Holiday weekend in politics: Obama visits Chicago, pay freeze vote, and more

President Barack Obama will visit Hyde Park Academy in Chicago on Friday to promote proposals made during his State of the Union address for strengthening the economy. He also is expected to discuss efforts to reduce gun violence.

Chicago became a national focus of the gun violence debate when 15-year-old Hadiya Pendleton was shot and killed there just days after performing in President Obama’s inauguration festivities. Her parents joined first lady Michelle Obama at the State of the Union address.

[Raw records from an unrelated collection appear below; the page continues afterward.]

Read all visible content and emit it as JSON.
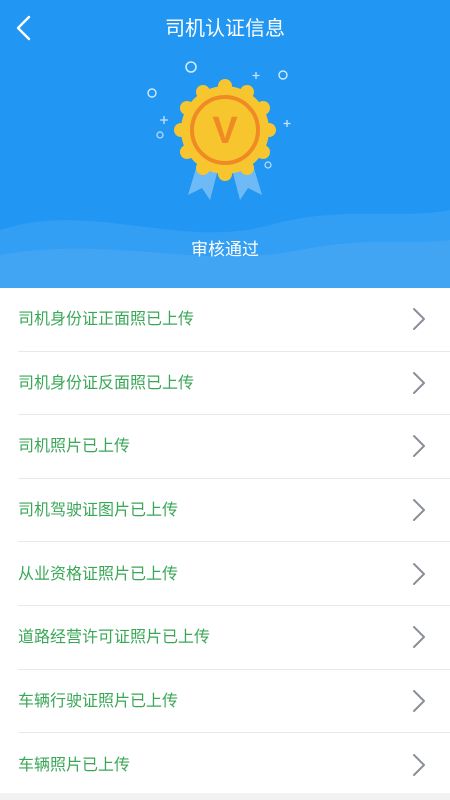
{
  "header": {
    "title": "司机认证信息",
    "status": "审核通过",
    "badge_letter": "V",
    "back_icon": "chevron-left-icon"
  },
  "colors": {
    "header_bg": "#2196f3",
    "label_green": "#3aa757",
    "badge_gold": "#f7c62f",
    "badge_orange": "#f08a24"
  },
  "list": {
    "items": [
      {
        "label": "司机身份证正面照已上传"
      },
      {
        "label": "司机身份证反面照已上传"
      },
      {
        "label": "司机照片已上传"
      },
      {
        "label": "司机驾驶证图片已上传"
      },
      {
        "label": "从业资格证照片已上传"
      },
      {
        "label": "道路经营许可证照片已上传"
      },
      {
        "label": "车辆行驶证照片已上传"
      },
      {
        "label": "车辆照片已上传"
      }
    ]
  }
}
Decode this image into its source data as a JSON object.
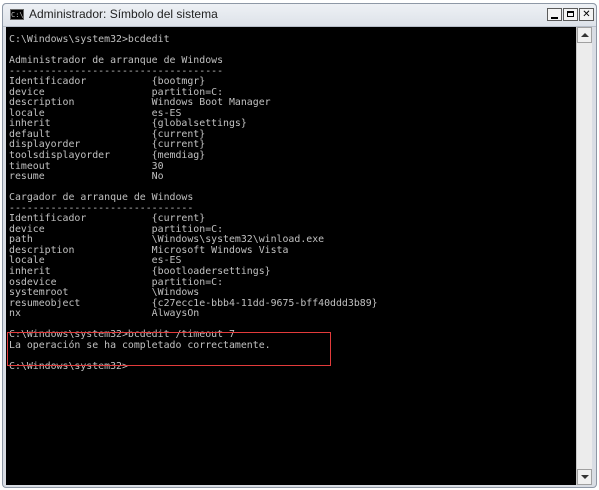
{
  "window": {
    "title": "Administrador: Símbolo del sistema",
    "icon": "cmd-icon",
    "icon_label": "C:\\"
  },
  "console": {
    "text": "C:\\Windows\\system32>bcdedit\n\nAdministrador de arranque de Windows\n------------------------------------\nIdentificador           {bootmgr}\ndevice                  partition=C:\ndescription             Windows Boot Manager\nlocale                  es-ES\ninherit                 {globalsettings}\ndefault                 {current}\ndisplayorder            {current}\ntoolsdisplayorder       {memdiag}\ntimeout                 30\nresume                  No\n\nCargador de arranque de Windows\n-------------------------------\nIdentificador           {current}\ndevice                  partition=C:\npath                    \\Windows\\system32\\winload.exe\ndescription             Microsoft Windows Vista\nlocale                  es-ES\ninherit                 {bootloadersettings}\nosdevice                partition=C:\nsystemroot              \\Windows\nresumeobject            {c27ecc1e-bbb4-11dd-9675-bff40ddd3b89}\nnx                      AlwaysOn\n\nC:\\Windows\\system32>bcdedit /timeout 7\nLa operación se ha completado correctamente.\n\nC:\\Windows\\system32>"
  },
  "colors": {
    "console_bg": "#000000",
    "console_text": "#c0c0c0",
    "highlight_border": "#e23b3b"
  }
}
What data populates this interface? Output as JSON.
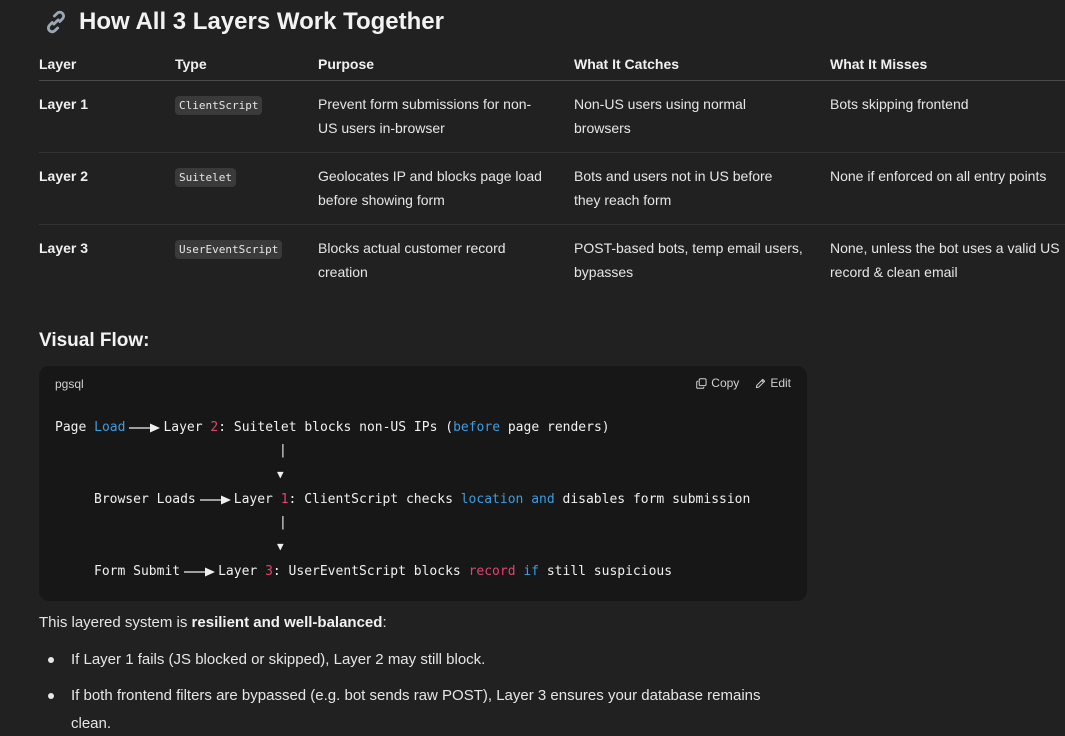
{
  "heading": {
    "title": "How All 3 Layers Work Together",
    "icon": "link-icon"
  },
  "table": {
    "headers": [
      "Layer",
      "Type",
      "Purpose",
      "What It Catches",
      "What It Misses"
    ],
    "rows": [
      {
        "layer": "Layer 1",
        "type": "ClientScript",
        "purpose": "Prevent form submissions for non-US users in-browser",
        "catches": "Non-US users using normal browsers",
        "misses": "Bots skipping frontend"
      },
      {
        "layer": "Layer 2",
        "type": "Suitelet",
        "purpose": "Geolocates IP and blocks page load before showing form",
        "catches": "Bots and users not in US before they reach form",
        "misses": "None if enforced on all entry points"
      },
      {
        "layer": "Layer 3",
        "type": "UserEventScript",
        "purpose": "Blocks actual customer record creation",
        "catches": "POST-based bots, temp email users, bypasses",
        "misses": "None, unless the bot uses a valid US record & clean email"
      }
    ]
  },
  "flow": {
    "heading": "Visual Flow:",
    "language": "pgsql",
    "copy_label": "Copy",
    "edit_label": "Edit",
    "line1": {
      "a": "Page ",
      "kw1": "Load",
      "b": "Layer ",
      "num": "2",
      "c": ": Suitelet blocks non-US IPs (",
      "kw2": "before",
      "d": " page renders)"
    },
    "pipe": "|",
    "down_arrow": "▼",
    "line2": {
      "a": "Browser Loads",
      "b": "Layer ",
      "num": "1",
      "c": ": ClientScript checks ",
      "kw1": "location",
      "d": " ",
      "kw2": "and",
      "e": " disables form submission"
    },
    "line3": {
      "a": "Form Submit",
      "b": "Layer ",
      "num": "3",
      "c": ": UserEventScript blocks ",
      "kw1": "record",
      "d": " ",
      "kw2": "if",
      "e": " still suspicious"
    }
  },
  "summary": {
    "intro_prefix": "This layered system is ",
    "intro_bold": "resilient and well-balanced",
    "intro_suffix": ":",
    "bullets": [
      "If Layer 1 fails (JS blocked or skipped), Layer 2 may still block.",
      "If both frontend filters are bypassed (e.g. bot sends raw POST), Layer 3 ensures your database remains clean."
    ]
  },
  "colors": {
    "background": "#212121",
    "code_background": "#171717",
    "keyword": "#3d9be0",
    "number": "#e0446d"
  }
}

Chicago is the third and final stop on Obama’s post-address tour to push his proposals. He was in North Carolina on Wednesday to talk about manufacturing and in Georgia on Thursday to speak about preschool education.

Before leaving for Chicago, Obama will honor recipients of the 2012 Presidential Citizens Medal, which recognizes people who have “performed exemplary deeds of service for their country or their fellow citizens.” There are 18 honorees this year, including posthumous awards for the six adults shot dead at Sandy Hook Elementary School in Newtown, Conn., last year.

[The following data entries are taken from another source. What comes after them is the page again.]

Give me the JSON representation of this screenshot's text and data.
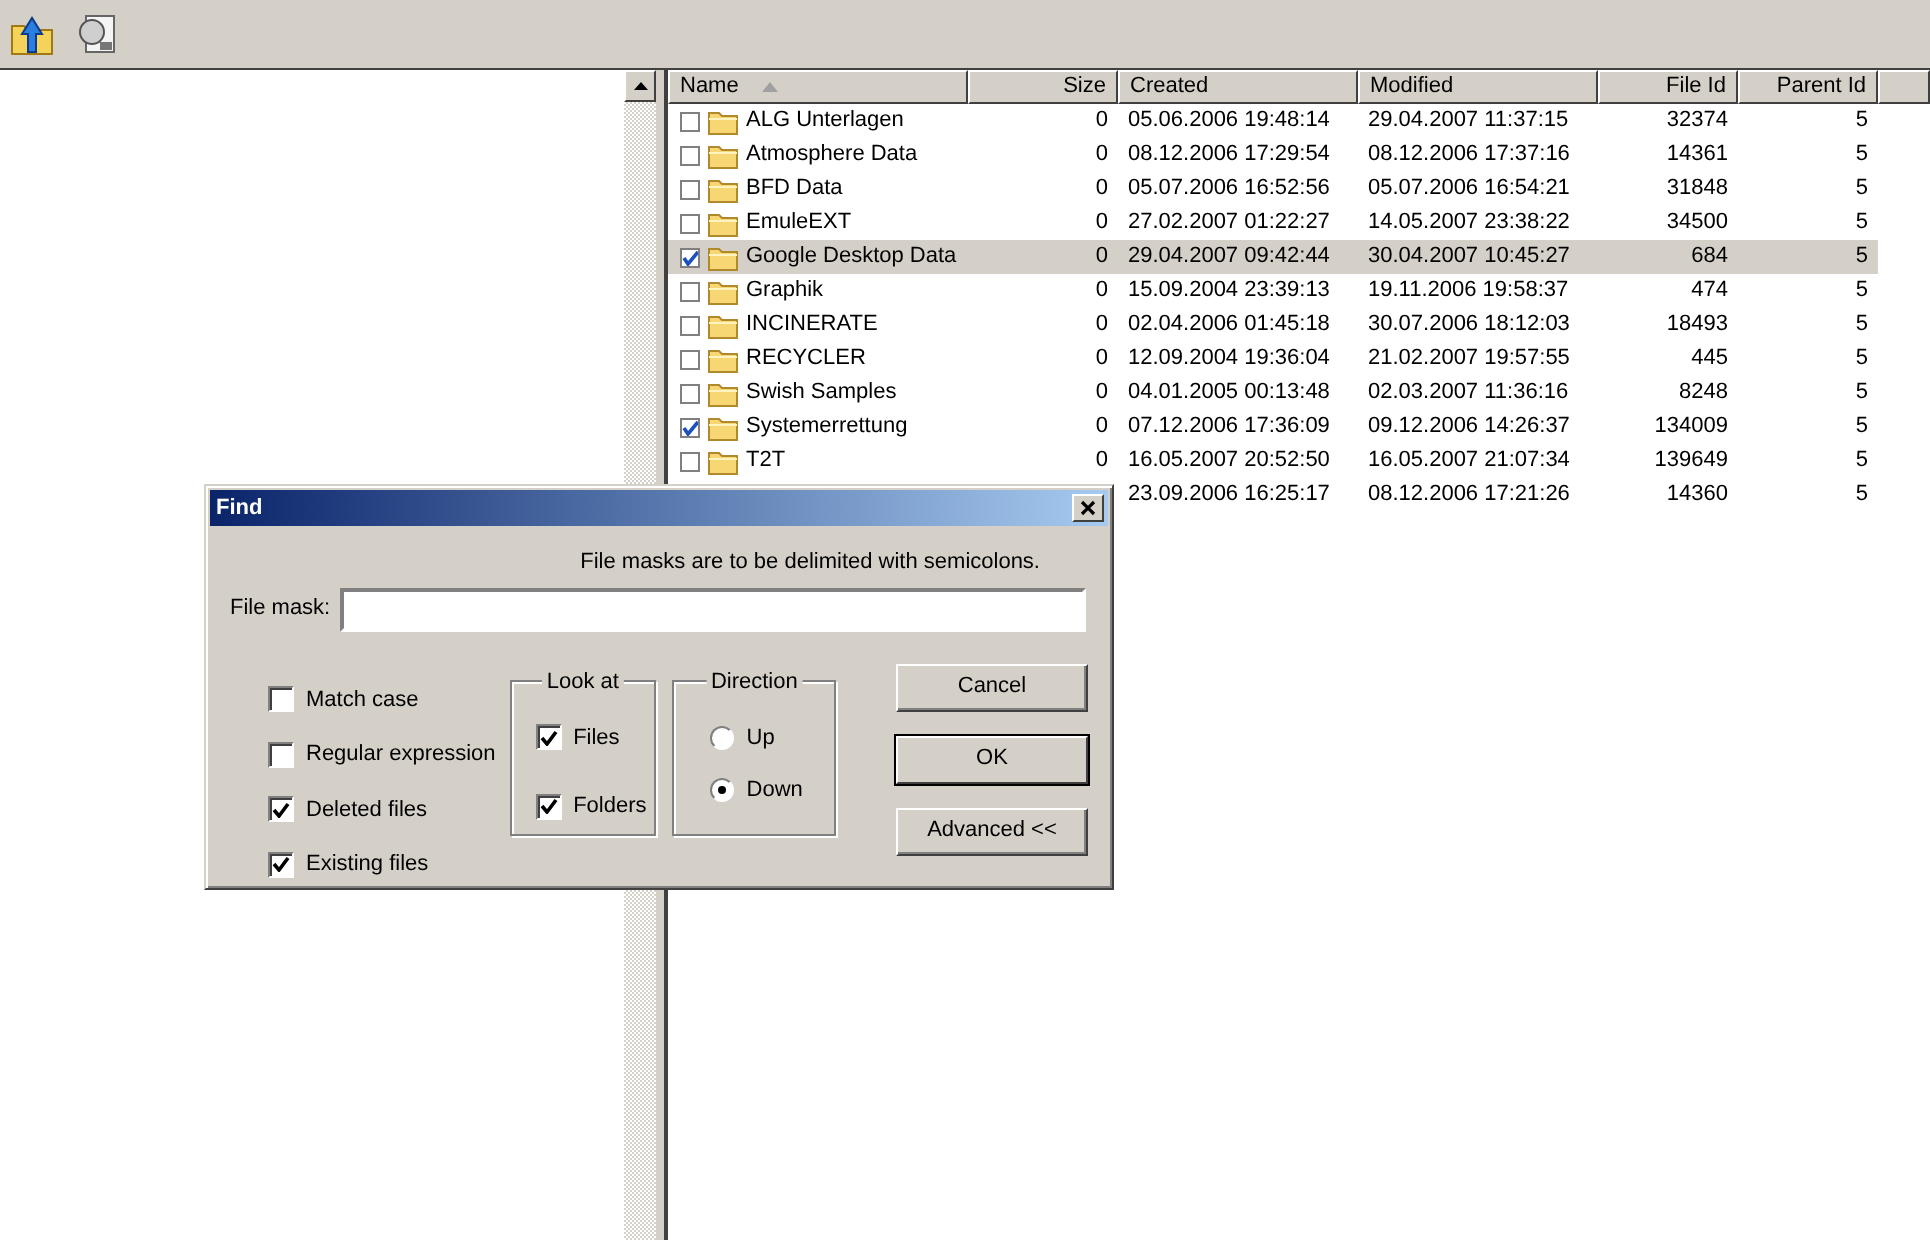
{
  "toolbar": {
    "buttons": [
      {
        "kind": "up-folder"
      },
      {
        "kind": "find"
      }
    ]
  },
  "file_list": {
    "columns": [
      {
        "label": "Name",
        "sorted": true
      },
      {
        "label": "Size",
        "sorted": false
      },
      {
        "label": "Created",
        "sorted": false
      },
      {
        "label": "Modified",
        "sorted": false
      },
      {
        "label": "File Id",
        "sorted": false
      },
      {
        "label": "Parent Id",
        "sorted": false
      }
    ],
    "rows": [
      {
        "checked": false,
        "selected": false,
        "name": "ALG Unterlagen",
        "size": "0",
        "created": "05.06.2006 19:48:14",
        "modified": "29.04.2007 11:37:15",
        "file_id": "32374",
        "parent_id": "5"
      },
      {
        "checked": false,
        "selected": false,
        "name": "Atmosphere Data",
        "size": "0",
        "created": "08.12.2006 17:29:54",
        "modified": "08.12.2006 17:37:16",
        "file_id": "14361",
        "parent_id": "5"
      },
      {
        "checked": false,
        "selected": false,
        "name": "BFD Data",
        "size": "0",
        "created": "05.07.2006 16:52:56",
        "modified": "05.07.2006 16:54:21",
        "file_id": "31848",
        "parent_id": "5"
      },
      {
        "checked": false,
        "selected": false,
        "name": "EmuleEXT",
        "size": "0",
        "created": "27.02.2007 01:22:27",
        "modified": "14.05.2007 23:38:22",
        "file_id": "34500",
        "parent_id": "5"
      },
      {
        "checked": true,
        "selected": true,
        "name": "Google Desktop Data",
        "size": "0",
        "created": "29.04.2007 09:42:44",
        "modified": "30.04.2007 10:45:27",
        "file_id": "684",
        "parent_id": "5"
      },
      {
        "checked": false,
        "selected": false,
        "name": "Graphik",
        "size": "0",
        "created": "15.09.2004 23:39:13",
        "modified": "19.11.2006 19:58:37",
        "file_id": "474",
        "parent_id": "5"
      },
      {
        "checked": false,
        "selected": false,
        "name": "INCINERATE",
        "size": "0",
        "created": "02.04.2006 01:45:18",
        "modified": "30.07.2006 18:12:03",
        "file_id": "18493",
        "parent_id": "5"
      },
      {
        "checked": false,
        "selected": false,
        "name": "RECYCLER",
        "size": "0",
        "created": "12.09.2004 19:36:04",
        "modified": "21.02.2007 19:57:55",
        "file_id": "445",
        "parent_id": "5"
      },
      {
        "checked": false,
        "selected": false,
        "name": "Swish Samples",
        "size": "0",
        "created": "04.01.2005 00:13:48",
        "modified": "02.03.2007 11:36:16",
        "file_id": "8248",
        "parent_id": "5"
      },
      {
        "checked": true,
        "selected": false,
        "name": "Systemerrettung",
        "size": "0",
        "created": "07.12.2006 17:36:09",
        "modified": "09.12.2006 14:26:37",
        "file_id": "134009",
        "parent_id": "5"
      },
      {
        "checked": false,
        "selected": false,
        "name": "T2T",
        "size": "0",
        "created": "16.05.2007 20:52:50",
        "modified": "16.05.2007 21:07:34",
        "file_id": "139649",
        "parent_id": "5"
      },
      {
        "created": "23.09.2006 16:25:17",
        "modified": "08.12.2006 17:21:26",
        "file_id": "14360",
        "parent_id": "5"
      }
    ]
  },
  "find_dialog": {
    "title": "Find",
    "hint": "File masks are to be delimited with semicolons.",
    "file_mask_label": "File mask:",
    "options": [
      {
        "label": "Match case",
        "checked": false
      },
      {
        "label": "Regular expression",
        "checked": false
      },
      {
        "label": "Deleted files",
        "checked": true
      },
      {
        "label": "Existing files",
        "checked": true
      }
    ],
    "look_at": {
      "title": "Look at",
      "options": [
        {
          "label": "Files",
          "checked": true
        },
        {
          "label": "Folders",
          "checked": true
        }
      ]
    },
    "direction": {
      "title": "Direction",
      "options": [
        {
          "label": "Up",
          "selected": false
        },
        {
          "label": "Down",
          "selected": true
        }
      ]
    },
    "buttons": [
      {
        "label": "Cancel",
        "default": false
      },
      {
        "label": "OK",
        "default": true
      },
      {
        "label": "Advanced <<",
        "default": false
      }
    ]
  }
}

The House is expected to vote Friday on a bill that would to extend to three years the current freeze on cost-of-living pay increases for the nation's 2 million civilian federal workers.

Obama initiated a two-year pay freeze in 2011 to cut government spending, and legislation last year to avoid a government shutdown extended that the freeze to March 27. This past December, Obama ordered a 0.5 percent pay increase that would go into effect at the end of March.

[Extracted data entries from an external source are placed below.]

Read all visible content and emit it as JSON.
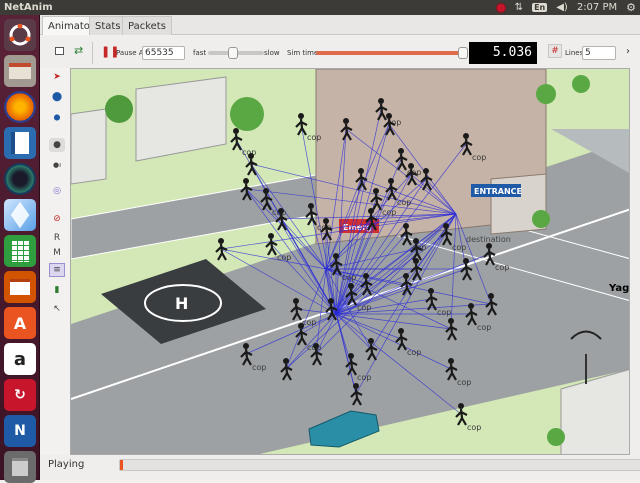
{
  "topbar": {
    "app_title": "NetAnim",
    "keyboard_layout": "En",
    "clock": "2:07 PM"
  },
  "tabs": [
    {
      "label": "Animator"
    },
    {
      "label": "Stats"
    },
    {
      "label": "Packets"
    }
  ],
  "toolbar": {
    "pause_at_label": "Pause At",
    "pause_at_value": "65535",
    "fast_label": "fast",
    "slow_label": "slow",
    "speed_level": 0.45,
    "sim_time_label": "Sim time",
    "sim_time_progress": 0.99,
    "sim_time_value": "5.036",
    "lines_label": "Lines",
    "lines_value": "5"
  },
  "side_tools": {
    "r_label": "R",
    "m_label": "M"
  },
  "canvas": {
    "node_label": "cop",
    "emergency_sign": "Emerg",
    "entrance_sign": "ENTRANCE",
    "destination_label": "destination",
    "antenna_label": "Yagi"
  },
  "status": {
    "label": "Playing",
    "progress": 0.005
  },
  "launcher": [
    "ubuntu-icon",
    "files-icon",
    "firefox-icon",
    "writer-icon",
    "screenshot-icon",
    "software-icon",
    "calc-icon",
    "impress-icon",
    "app-store-icon",
    "amazon-icon",
    "update-icon",
    "netanim-icon"
  ],
  "colors": {
    "accent": "#e95420",
    "launcher_bg": "#4a1a2e",
    "packet_line": "#2a2ad8",
    "lcd_bg": "#000000"
  }
}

The GOP-led House is expected to pass the pay-freeze bill, but the Democratic-controlled Senate is unlikely to pass it.

Also worth noting this weekend: The “Forward on Climate Rally” is planned Sunday on the National Mall. It is organized by The Sierra Club, 350.org and the Hip-Hop Caucus. It is being billed as the “'largest climate rally in history.” The stated goal: Help the president “start his second term with strong climate action.”

And then there is this: Sunday marks the 4th anniversary of President Obama authorizing the deployment of up to 17,000 extra troops to Afghanistan to help combat the Taliban. In his State of the Union address, Obama said that 34,000 American troops will come home in 2013 and that by the end of 2014 “our war in Afghanistan will be over.”

And this: Obama will be back in Washington on Monday after spending the holiday weekend in West Palm Beach, Fla.